To further flesh out the arrangements, Darker My Love brought in a few extra hands, including pedal steel guitarist Joe Goldmark – a veteran session player whose credits number Peter Rowan, Buddy Miller, and Brandi Shearer, as well as part ownership of San Francisco’s Amoeba Music – who plays on three songs, including “a bitchin’ fuckin’ solo” on “Maple Day.” For the funereal ”Rain Party,” Presley wanted a female voice to serve as the song’s “life angel.” Having recently made the acquaintance of singer/songwriter Maria Taylor of Azure Ray and Now It’s Overhead, he took a chance and reached out to see if she’d be interested.

“Maria was way into it,” Presley recalls, “but she was in the process of moving to Alabama so first she’s like, ‘Well, maybe I can just do it with ProTools and send it to you” But we were both like, ‘No way, dude!
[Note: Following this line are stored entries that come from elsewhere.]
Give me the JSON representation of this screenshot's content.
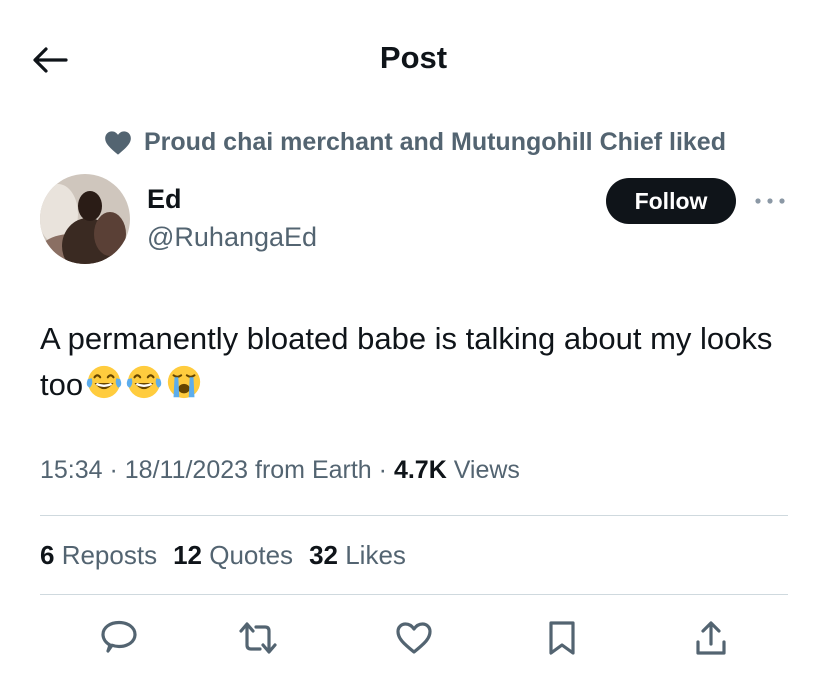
{
  "header": {
    "title": "Post"
  },
  "social_context": {
    "text": "Proud chai merchant and Mutungohill Chief liked"
  },
  "author": {
    "name": "Ed",
    "handle": "@RuhangaEd"
  },
  "follow_label": "Follow",
  "tweet": {
    "text": "A permanently bloated babe is talking about my looks too",
    "emojis": [
      "face-with-tears-of-joy",
      "face-with-tears-of-joy",
      "loudly-crying-face"
    ]
  },
  "meta": {
    "time": "15:34",
    "sep1": " · ",
    "date": "18/11/2023",
    "source": " from Earth",
    "sep2": " · ",
    "views_count": "4.7K",
    "views_label": " Views"
  },
  "stats": {
    "reposts_count": "6",
    "reposts_label": " Reposts",
    "quotes_count": "12",
    "quotes_label": " Quotes",
    "likes_count": "32",
    "likes_label": " Likes"
  },
  "icons": {
    "back": "arrow-left-icon",
    "heart": "heart-icon",
    "more": "more-dots-icon",
    "reply": "reply-icon",
    "repost": "repost-icon",
    "like": "like-icon",
    "bookmark": "bookmark-icon",
    "share": "share-icon"
  },
  "colors": {
    "primary_text": "#0f1419",
    "secondary_text": "#536471",
    "divider": "#cfd9de",
    "follow_bg": "#0f1419"
  }
}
That sucks! That’s like Timbaland/Lady Gaga shit!’ So we flew her up to San Francisco and she came in and just knocked it out.”

After two-and-a-half weeks of sessions, DML left the Tenderloin to mix the album at Prairie Sun Records in Sonoma. While there, they invited Canzoneri’s aunt Moira Little and her friend Leonard Edmondson to add oboe, English horn, and bassoon to the Canzoneri-arranged “June Bloom” and “New America.” That sense of openness – to color, emotion and invention – firmly places Darker My Love and Alive As You Are among the brightest lights in the long, lysergic history of California psychedelic rock. Having put so much of himself into the record, Presley is justifiably pleased with the results, so much so that he has achieved the ultimate state of artistic nirvana.

“It’s weird,” Presley says. “I’m so proud of this record, I almost don’t even care what anyone thinks. I’ve learned that the only thing that matters is that I like it. I can’t humor anybody anymore, I can’t do it. It’s gotta be real. Honesty is king and that’s just the way it is. Life is too short to fuck around with what you do for a living.”